On 2022-10-11 17:58, Dmitry Kozlyuk wrote:
2022-10-11 12:17 (UTC+0000), Chengwen Feng:
This patch adds a memarea backup mechanism, where an allocation request
which cannot be met by the current memarea is deferred to its backup
memarea.
This is a controversial feature.
1. It violates memarea property of freeing all allocated objects
at once when the memarea itself is destroyed. Objects allocated
in the backup memarea through the destroyed one will remain.
2. If there was an API to check that the object belongs to a memarea
(the check from rte_memarea_update_refcnt() in this patch),
it would be trivial to implement this feature on top of memarea API.
Nit: "Deferred" is about time -> "forwarded", "delegated", or "handled over".
A general note about this series.
IMO, libraries should have limited scope and allow composition
rather than accumulate features and control their use via options.

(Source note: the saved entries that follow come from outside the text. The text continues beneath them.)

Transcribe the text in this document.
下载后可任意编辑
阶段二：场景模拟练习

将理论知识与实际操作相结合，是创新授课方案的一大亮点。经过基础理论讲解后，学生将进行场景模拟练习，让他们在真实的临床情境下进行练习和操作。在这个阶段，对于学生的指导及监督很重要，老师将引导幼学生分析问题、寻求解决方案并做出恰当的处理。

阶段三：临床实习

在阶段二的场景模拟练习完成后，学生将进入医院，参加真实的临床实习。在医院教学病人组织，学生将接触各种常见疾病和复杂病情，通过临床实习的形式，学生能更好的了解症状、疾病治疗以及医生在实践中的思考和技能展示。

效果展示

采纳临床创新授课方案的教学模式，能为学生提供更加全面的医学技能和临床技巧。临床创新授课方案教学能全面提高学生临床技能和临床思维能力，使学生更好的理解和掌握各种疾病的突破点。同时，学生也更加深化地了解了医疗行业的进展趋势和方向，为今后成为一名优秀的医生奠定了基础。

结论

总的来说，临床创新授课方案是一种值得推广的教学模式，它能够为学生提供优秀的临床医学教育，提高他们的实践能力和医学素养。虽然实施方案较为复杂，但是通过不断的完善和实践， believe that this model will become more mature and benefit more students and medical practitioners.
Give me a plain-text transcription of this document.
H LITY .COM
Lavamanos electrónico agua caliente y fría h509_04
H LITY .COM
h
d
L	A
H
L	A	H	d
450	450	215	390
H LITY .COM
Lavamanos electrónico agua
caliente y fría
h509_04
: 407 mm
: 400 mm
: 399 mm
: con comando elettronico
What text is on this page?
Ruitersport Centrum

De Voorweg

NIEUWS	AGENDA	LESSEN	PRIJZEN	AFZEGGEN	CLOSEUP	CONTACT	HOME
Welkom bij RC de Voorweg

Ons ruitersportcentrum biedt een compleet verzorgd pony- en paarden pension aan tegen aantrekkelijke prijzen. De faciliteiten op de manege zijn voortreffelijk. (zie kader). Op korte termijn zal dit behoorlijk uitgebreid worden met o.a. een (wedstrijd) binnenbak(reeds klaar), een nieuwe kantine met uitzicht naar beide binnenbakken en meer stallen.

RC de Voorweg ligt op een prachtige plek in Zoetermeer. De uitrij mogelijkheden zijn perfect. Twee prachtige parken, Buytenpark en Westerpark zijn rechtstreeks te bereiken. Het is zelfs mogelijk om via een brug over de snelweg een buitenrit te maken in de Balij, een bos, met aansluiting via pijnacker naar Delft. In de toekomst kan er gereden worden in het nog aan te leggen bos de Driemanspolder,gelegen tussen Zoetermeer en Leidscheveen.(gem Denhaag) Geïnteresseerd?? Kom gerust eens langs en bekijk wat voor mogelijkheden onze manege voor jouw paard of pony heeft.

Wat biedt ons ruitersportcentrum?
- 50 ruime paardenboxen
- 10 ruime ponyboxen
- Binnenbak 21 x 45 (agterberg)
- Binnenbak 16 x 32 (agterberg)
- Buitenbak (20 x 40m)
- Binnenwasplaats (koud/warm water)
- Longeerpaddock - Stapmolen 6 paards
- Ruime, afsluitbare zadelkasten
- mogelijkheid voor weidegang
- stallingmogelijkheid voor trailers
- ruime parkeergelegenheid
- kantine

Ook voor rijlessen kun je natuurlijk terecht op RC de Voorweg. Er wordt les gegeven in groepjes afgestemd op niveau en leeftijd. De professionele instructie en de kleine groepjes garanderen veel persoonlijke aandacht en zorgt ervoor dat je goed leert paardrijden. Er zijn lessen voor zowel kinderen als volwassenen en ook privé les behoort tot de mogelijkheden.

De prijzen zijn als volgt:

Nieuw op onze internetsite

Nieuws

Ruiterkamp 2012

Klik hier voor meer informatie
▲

The core idea of memarea is an allocator within a memory region,
a fast one and with low overhead, usable to free all objects at once.
What's a typical use case for a memory region? In a packet processing
context.
The ability to instantiate a variable number of heaps/regions seems
useful, although it's not clear to me if the application should order
that to happen on a per-lcore basis, on a per-NUMA node basis, a
per-<some domain object>-basis, or something else entirely.
It seems to me that DPDK is lacking a variable-size memory allocator
which is efficient and safe to use from lcore threads. My impression is
that glibc malloc() and rte_malloc() are too slow for the packet
processing threads, and involves code paths taking locks shared with
non-EAL threads.
This is orthogonal to the question from where the memory comes from.
HEAP and LIBC sources could be built on top of USER source,
which means that the concept of source is less relevant.
Backup mechanism could instead be a way to add memory to the area,
in which case HEAP and LIBC memarea would also be expandable.
Memarea API could be defined as a structure with callbacks,
and different types of memarea could be combined,
for example, interlocked memarea on top of expandable memarea on top of
memarea with a particular memory management algorithm.
I'm not saying we should immediately build all this complexity.
The part with implementing runtime polymorphism using a struct with
function pointers, instead of the enum+switch-based-type-test approach,
doesn't sound like something that would add complexity. Rather the opposite.
Also, having a clear-cut separation of concern between
the-thing-that-allocates-and-frees-the-region and the region-internal
memory manager (what's called an algorithm in this patchset) also seems
like something that would simplify the code.
On the contrary, I would merge the basic things first,
then try to _stack_ new features on top,
then look if interfaces emerge that can be used for composition.